Aslında değişik bir yaklaşım olsa da sonuçta hepsinin tanımı ortak bir noktaya geliyor.
Hepsi aynı. Hepsinin derdi kendi çıkarlarına uygun bir yönetim derdi de. Kimsenin vatandaşı düşündüğü yok. Her şeyde kedilerine (Yönetenlere)yüzde doksan dokuz pay vatandaşa yüzde bir.
Dün böyleydi, bu gün böyle, yarında böyle olacak. Yani yönetenler ayrı, yönetilenler ayrı düşünüyor. Tabi sonuçta hep yönetenlerin dediği oluyor. Böyle olduğu içinde toplumun, yani yönetilenlerin tanımı sadece kendilerine kalıyor. Böyle bir toplumda siyaset nasıl olur.
İdareci, yöneten nasıl olur?
Yönetilen nasıl olur?
Ne demek bu.
Yöneten büyük bir serbestlik, büyük bir keyfiyet içinde toplumu küçük zavallılar olarak görür. Tıpkı kozalak ağacı meyvesinde olduğu gibi seçildiği günden itibaren içinde çıkmış olduğu toplumu insanları beğenmemeye başlar ve onları küçümseyen bir tavır içerisine girer. Kendisine oy veren her bireyin kendisine saygı göstermek zorunda olduğu havasına bürünür. Onun içinde her şeyde olduğu gibi demokrasi de de en doğru tanım ve uygulama kendisinin geliştirdiği demokrasi ve yönetim tanımlaması olur. Yıllardır genel politik uygulama, yapılan siyaset bu olunca toplumun kendince geliştirmiş olduğu tepki de aynı oluyor. Yani güvensizlik kaynaklı bir tepkisel psikolojiye dayalı tutum. Şimdi, ülke bir seçim atmosferi içerisinde. Toplumdaki insanlar partilerin, yani kendisini yönetecek olan siyasi partilerin adaylarına oy vermeye gittikleri zaman böyle içten ve samimi bir oy vermek gibi görünmüyorlar.
Şöyle kerhen sandığa gidecekler gibi.
Yani kerhen seçime, kerhen demokrasi modeli.

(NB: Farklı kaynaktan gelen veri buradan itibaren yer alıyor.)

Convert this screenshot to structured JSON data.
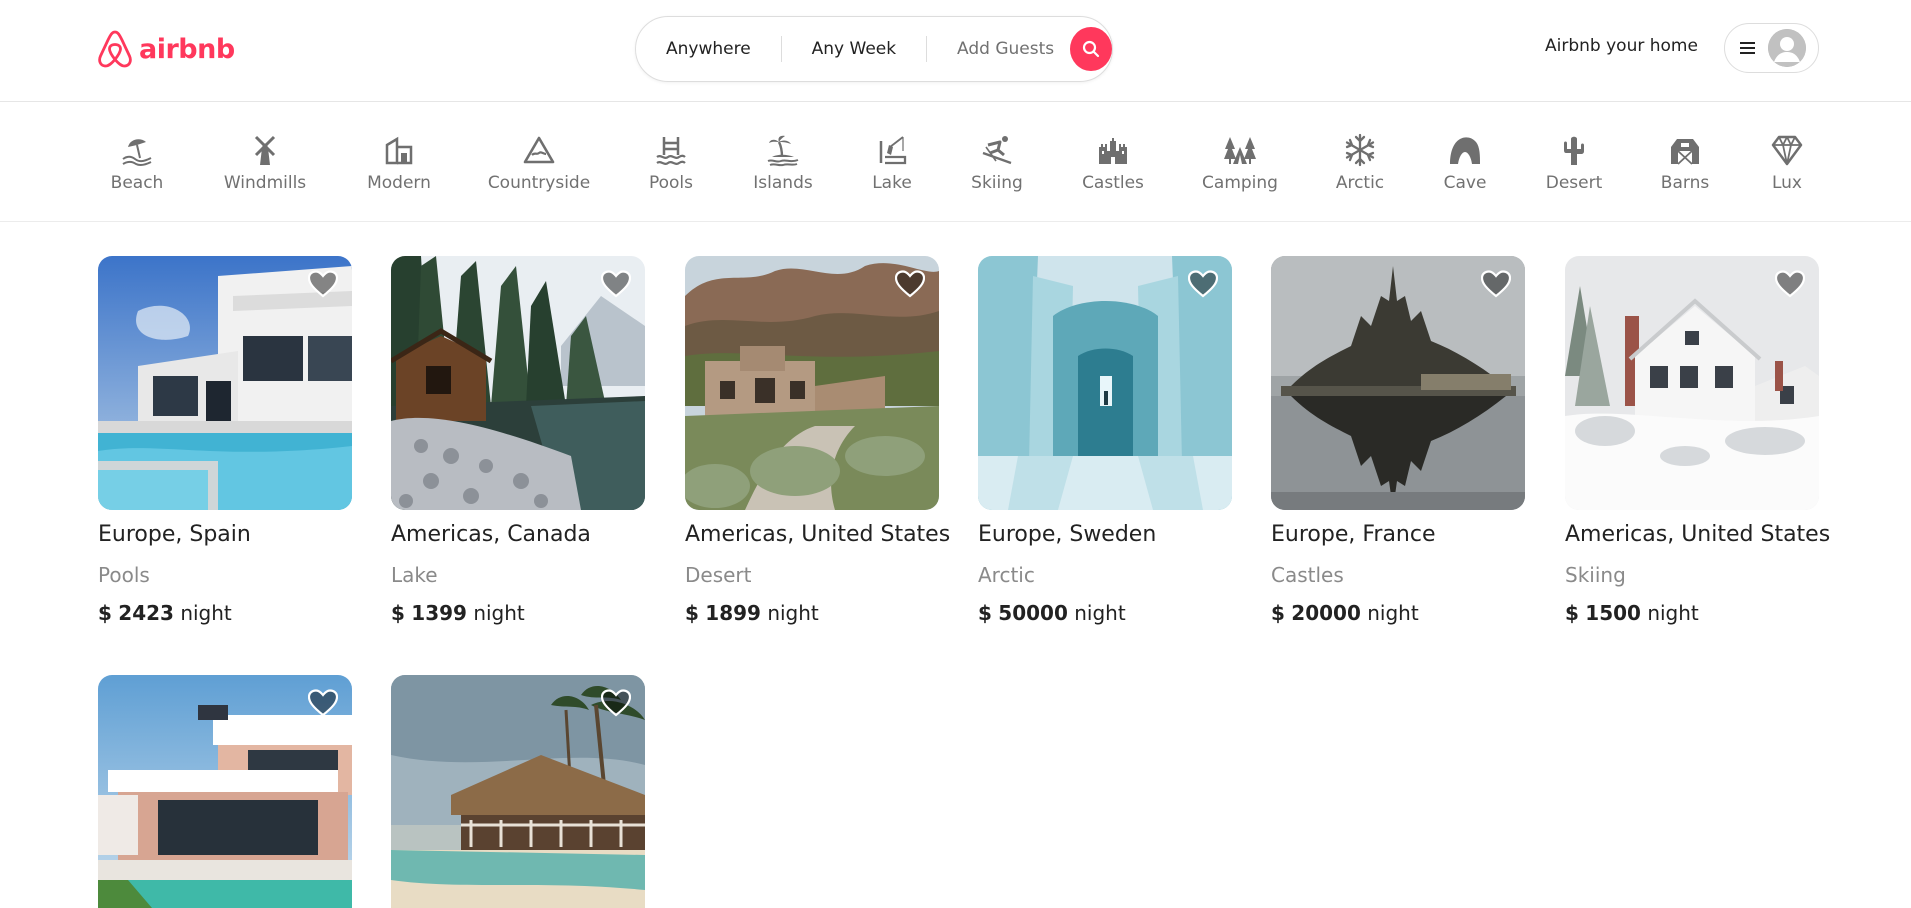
{
  "brand": {
    "name": "airbnb",
    "color": "#ff385c"
  },
  "search": {
    "where": "Anywhere",
    "when": "Any Week",
    "guests": "Add Guests"
  },
  "header": {
    "host_link": "Airbnb your home"
  },
  "categories": [
    {
      "label": "Beach",
      "icon": "beach-icon"
    },
    {
      "label": "Windmills",
      "icon": "windmill-icon"
    },
    {
      "label": "Modern",
      "icon": "modern-house-icon"
    },
    {
      "label": "Countryside",
      "icon": "mountain-icon"
    },
    {
      "label": "Pools",
      "icon": "pool-icon"
    },
    {
      "label": "Islands",
      "icon": "island-icon"
    },
    {
      "label": "Lake",
      "icon": "lake-icon"
    },
    {
      "label": "Skiing",
      "icon": "skiing-icon"
    },
    {
      "label": "Castles",
      "icon": "castle-icon"
    },
    {
      "label": "Camping",
      "icon": "camping-icon"
    },
    {
      "label": "Arctic",
      "icon": "snowflake-icon"
    },
    {
      "label": "Cave",
      "icon": "cave-icon"
    },
    {
      "label": "Desert",
      "icon": "cactus-icon"
    },
    {
      "label": "Barns",
      "icon": "barn-icon"
    },
    {
      "label": "Lux",
      "icon": "diamond-icon"
    }
  ],
  "listings": [
    {
      "location": "Europe, Spain",
      "category": "Pools",
      "currency": "$",
      "price": "2423",
      "unit": "night"
    },
    {
      "location": "Americas, Canada",
      "category": "Lake",
      "currency": "$",
      "price": "1399",
      "unit": "night"
    },
    {
      "location": "Americas, United States",
      "category": "Desert",
      "currency": "$",
      "price": "1899",
      "unit": "night"
    },
    {
      "location": "Europe, Sweden",
      "category": "Arctic",
      "currency": "$",
      "price": "50000",
      "unit": "night"
    },
    {
      "location": "Europe, France",
      "category": "Castles",
      "currency": "$",
      "price": "20000",
      "unit": "night"
    },
    {
      "location": "Americas, United States",
      "category": "Skiing",
      "currency": "$",
      "price": "1500",
      "unit": "night"
    }
  ]
}
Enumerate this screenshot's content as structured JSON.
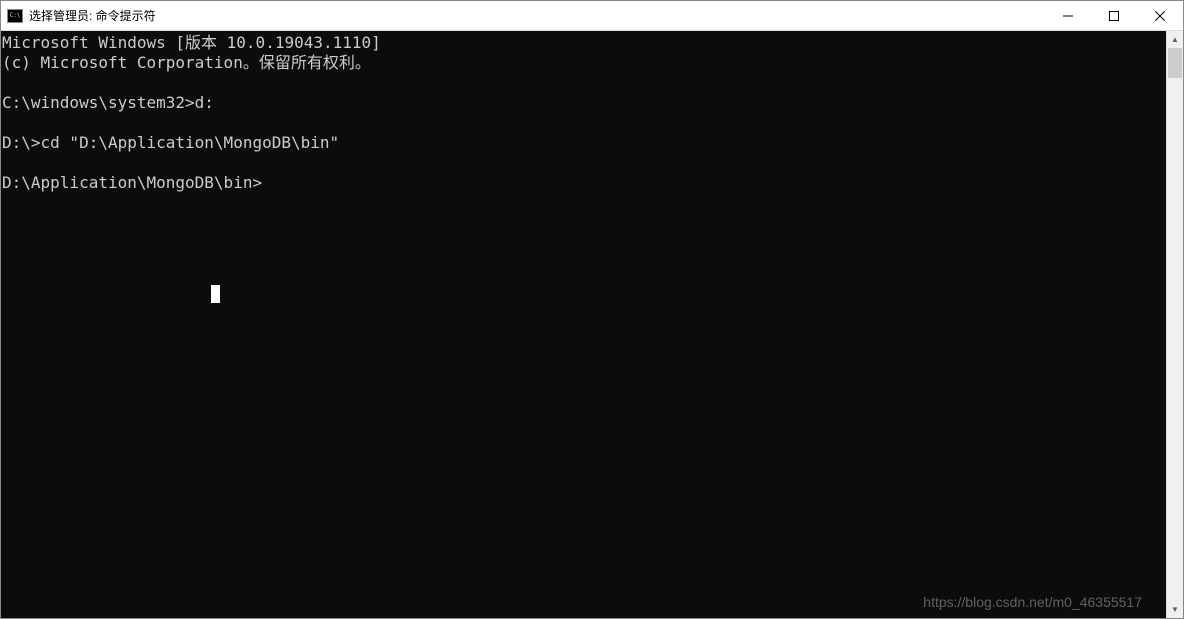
{
  "window": {
    "title": "选择管理员: 命令提示符"
  },
  "terminal": {
    "lines": [
      "Microsoft Windows [版本 10.0.19043.1110]",
      "(c) Microsoft Corporation。保留所有权利。",
      "",
      "C:\\windows\\system32>d:",
      "",
      "D:\\>cd \"D:\\Application\\MongoDB\\bin\"",
      "",
      "D:\\Application\\MongoDB\\bin>"
    ]
  },
  "watermark": "https://blog.csdn.net/m0_46355517"
}
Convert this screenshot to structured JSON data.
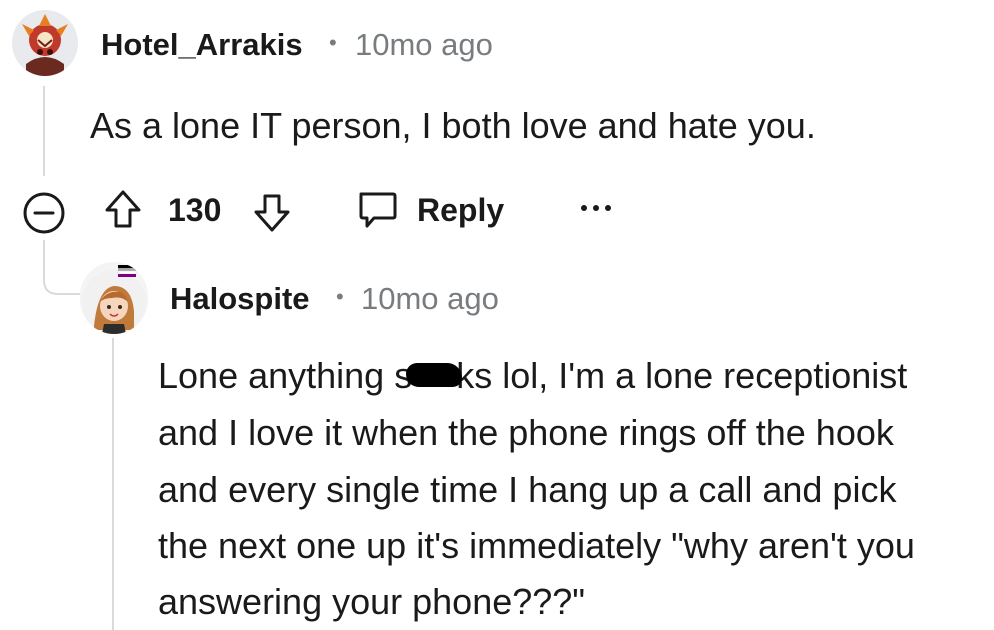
{
  "colors": {
    "text_primary": "#1a1a1b",
    "text_meta": "#787c7e",
    "thread_line": "#d9dadb",
    "redaction": "#000000"
  },
  "comment": {
    "username": "Hotel_Arrakis",
    "separator": "•",
    "timestamp": "10mo ago",
    "body": "As a lone IT person, I both love and hate you.",
    "avatar_icon": "demogorgon-avatar-icon",
    "actions": {
      "collapse_icon": "collapse-minus-icon",
      "upvote_icon": "upvote-arrow-icon",
      "vote_count": "130",
      "downvote_icon": "downvote-arrow-icon",
      "reply_icon": "speech-bubble-icon",
      "reply_label": "Reply",
      "more_icon": "more-dots-icon",
      "more_label": "•••"
    }
  },
  "reply": {
    "username": "Halospite",
    "separator": "•",
    "timestamp": "10mo ago",
    "avatar_icon": "anime-avatar-icon",
    "body_lines": {
      "line1_before": "Lone anything s",
      "line1_after": "ks lol, I'm a lone receptionist",
      "line2": "and I love it when the phone rings off the hook",
      "line3": "and every single time I hang up a call and pick",
      "line4": "the next one up it's immediately \"why aren't you",
      "line5": "answering your phone???\""
    }
  }
}
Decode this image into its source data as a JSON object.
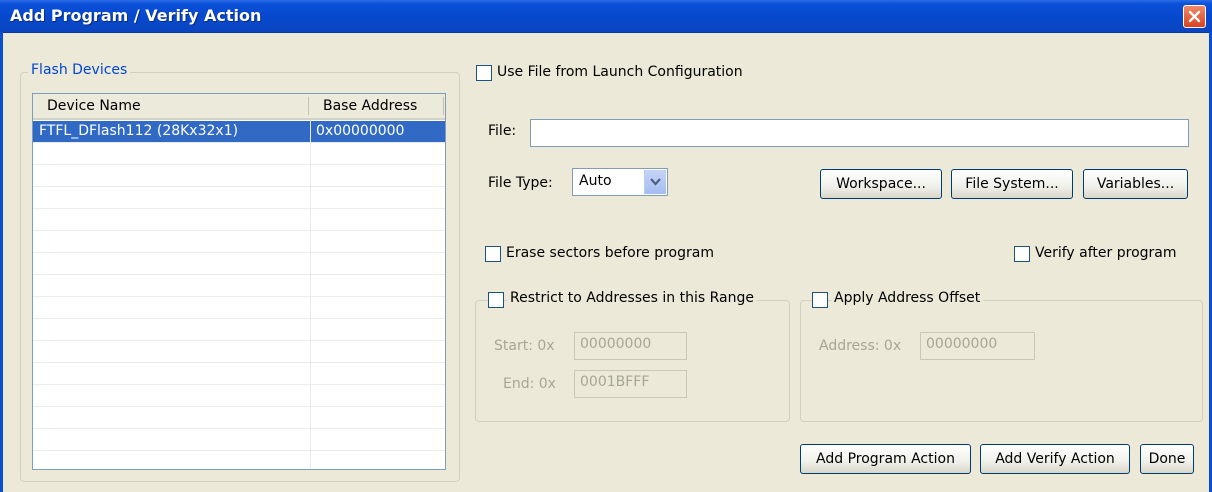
{
  "window": {
    "title": "Add Program / Verify Action"
  },
  "flash_devices": {
    "legend": "Flash Devices",
    "columns": [
      "Device Name",
      "Base Address"
    ],
    "rows": [
      {
        "device_name": "FTFL_DFlash112 (28Kx32x1)",
        "base_address": "0x00000000",
        "selected": true
      }
    ]
  },
  "file_options": {
    "use_launch_config_label": "Use File from Launch Configuration",
    "file_label": "File:",
    "file_value": "",
    "file_type_label": "File Type:",
    "file_type_value": "Auto",
    "workspace_button": "Workspace...",
    "file_system_button": "File System...",
    "variables_button": "Variables..."
  },
  "program_options": {
    "erase_label": "Erase sectors before program",
    "verify_label": "Verify after program",
    "restrict_label": "Restrict to Addresses in this Range",
    "start_label": "Start: 0x",
    "start_value": "00000000",
    "end_label": "End: 0x",
    "end_value": "0001BFFF",
    "offset_label": "Apply Address Offset",
    "address_label": "Address: 0x",
    "address_value": "00000000"
  },
  "actions": {
    "add_program": "Add Program Action",
    "add_verify": "Add Verify Action",
    "done": "Done"
  }
}
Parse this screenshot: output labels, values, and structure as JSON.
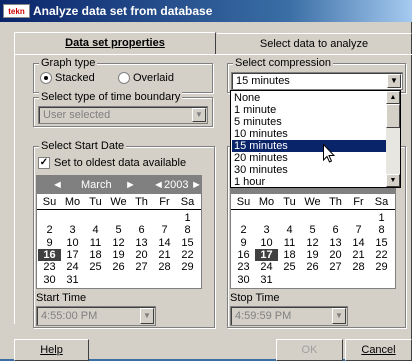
{
  "window": {
    "app_icon_text": "tekn",
    "title": "Analyze data set from database"
  },
  "tabs": [
    {
      "label": "Data set properties",
      "active": true
    },
    {
      "label": "Select data to analyze",
      "active": false
    }
  ],
  "graph_type": {
    "legend": "Graph type",
    "options": [
      {
        "label": "Stacked",
        "selected": true
      },
      {
        "label": "Overlaid",
        "selected": false
      }
    ]
  },
  "time_boundary": {
    "legend": "Select type of time boundary",
    "value": "User selected"
  },
  "compression": {
    "legend": "Select compression",
    "value": "15 minutes",
    "options": [
      "None",
      "1 minute",
      "5 minutes",
      "10 minutes",
      "15 minutes",
      "20 minutes",
      "30 minutes",
      "1 hour"
    ],
    "highlighted": "15 minutes"
  },
  "start_date": {
    "legend": "Select Start Date",
    "checkbox_label": "Set to oldest data available",
    "checked": true,
    "calendar": {
      "month": "March",
      "year": "2003",
      "dow": [
        "Su",
        "Mo",
        "Tu",
        "We",
        "Th",
        "Fr",
        "Sa"
      ],
      "selected_day": "16",
      "weeks": [
        [
          "",
          "",
          "",
          "",
          "",
          "",
          "1"
        ],
        [
          "2",
          "3",
          "4",
          "5",
          "6",
          "7",
          "8"
        ],
        [
          "9",
          "10",
          "11",
          "12",
          "13",
          "14",
          "15"
        ],
        [
          "16",
          "17",
          "18",
          "19",
          "20",
          "21",
          "22"
        ],
        [
          "23",
          "24",
          "25",
          "26",
          "27",
          "28",
          "29"
        ],
        [
          "30",
          "31",
          "",
          "",
          "",
          "",
          ""
        ]
      ]
    },
    "time_label": "Start Time",
    "time_value": "4:55:00 PM"
  },
  "end_date": {
    "calendar": {
      "dow": [
        "Su",
        "Mo",
        "Tu",
        "We",
        "Th",
        "Fr",
        "Sa"
      ],
      "selected_day": "17",
      "weeks": [
        [
          "",
          "",
          "",
          "",
          "",
          "",
          "1"
        ],
        [
          "2",
          "3",
          "4",
          "5",
          "6",
          "7",
          "8"
        ],
        [
          "9",
          "10",
          "11",
          "12",
          "13",
          "14",
          "15"
        ],
        [
          "16",
          "17",
          "18",
          "19",
          "20",
          "21",
          "22"
        ],
        [
          "23",
          "24",
          "25",
          "26",
          "27",
          "28",
          "29"
        ],
        [
          "30",
          "31",
          "",
          "",
          "",
          "",
          ""
        ]
      ]
    },
    "time_label": "Stop Time",
    "time_value": "4:59:59 PM"
  },
  "buttons": {
    "help": "Help",
    "ok": "OK",
    "cancel": "Cancel"
  },
  "icons": {
    "app": "app-icon",
    "cursor": "mouse-pointer-icon"
  }
}
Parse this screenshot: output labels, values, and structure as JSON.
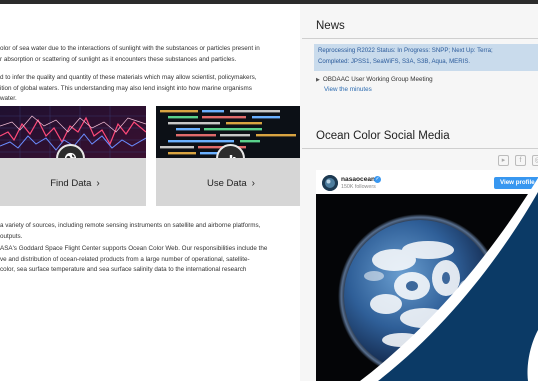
{
  "intro": {
    "line1": "olor of sea water due to the interactions of sunlight with the substances or particles present in",
    "line2": "r absorption or scattering of sunlight as it encounters these substances and particles.",
    "line3": "d to infer the quality and quantity of these materials which may allow scientist, policymakers,",
    "line4": "ition of global waters. This understanding may also lend insight into how marine organisms",
    "line5": "water."
  },
  "cards": [
    {
      "label": "Find Data",
      "icon": "globe-icon"
    },
    {
      "label": "Use Data",
      "icon": "bar-chart-icon"
    }
  ],
  "about": {
    "line1": "a variety of sources, including remote sensing instruments on satellite and airborne platforms,",
    "line2": "outputs.",
    "line3": "ASA's Goddard Space Flight Center supports Ocean Color Web. Our responsibilities include the",
    "line4": "ve and distribution of ocean-related products from a large number of operational, satellite-",
    "line5": "color, sea surface temperature and sea surface salinity data to the international research"
  },
  "news": {
    "title": "News",
    "alert_line1": "Reprocessing R2022 Status: In Progress: SNPP; Next Up: Terra;",
    "alert_line2": "Completed: JPSS1, SeaWiFS, S3A, S3B, Aqua, MERIS.",
    "item": "OBDAAC User Working Group Meeting",
    "link": "View the minutes"
  },
  "social": {
    "title": "Ocean Color Social Media",
    "icons": [
      "youtube-icon",
      "facebook-icon",
      "instagram-icon"
    ],
    "instagram": {
      "username": "nasaocean",
      "followers": "150K followers",
      "button": "View profile"
    }
  },
  "colors": {
    "accent_link": "#2a6ab0",
    "alert_bg": "#c9dbec",
    "instagram_blue": "#3897f0",
    "brand_navy": "#0b3a66"
  }
}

Başka bir deyişle yönetenler ile yönetilenler arasındaki bağ kopmuş durumda.
Bir genelleme yaparsak, yönetilenler artık kendilerini dünden beri yönetenler ve yarın seçimde yönetecek olanlara güvenmiyor.
Yönetenlerin beklentileri ile yönetilenlerin beklentileri arasındaki makas giderek daha da açılıyor.
Birisi midedeki sancılara yoğunlaşmış durumda. Bunlar yönetilenler.
Birisi beynin beklentilerine. Bunlar da yönetenler.
İkisi arasında gerçek, adil bir denge kurulmadığı sürece de sağlıklı bir bedenin ortaya çıkmasının imkanı yoktur.
Her şey ancak kerhen olarak yürütülür.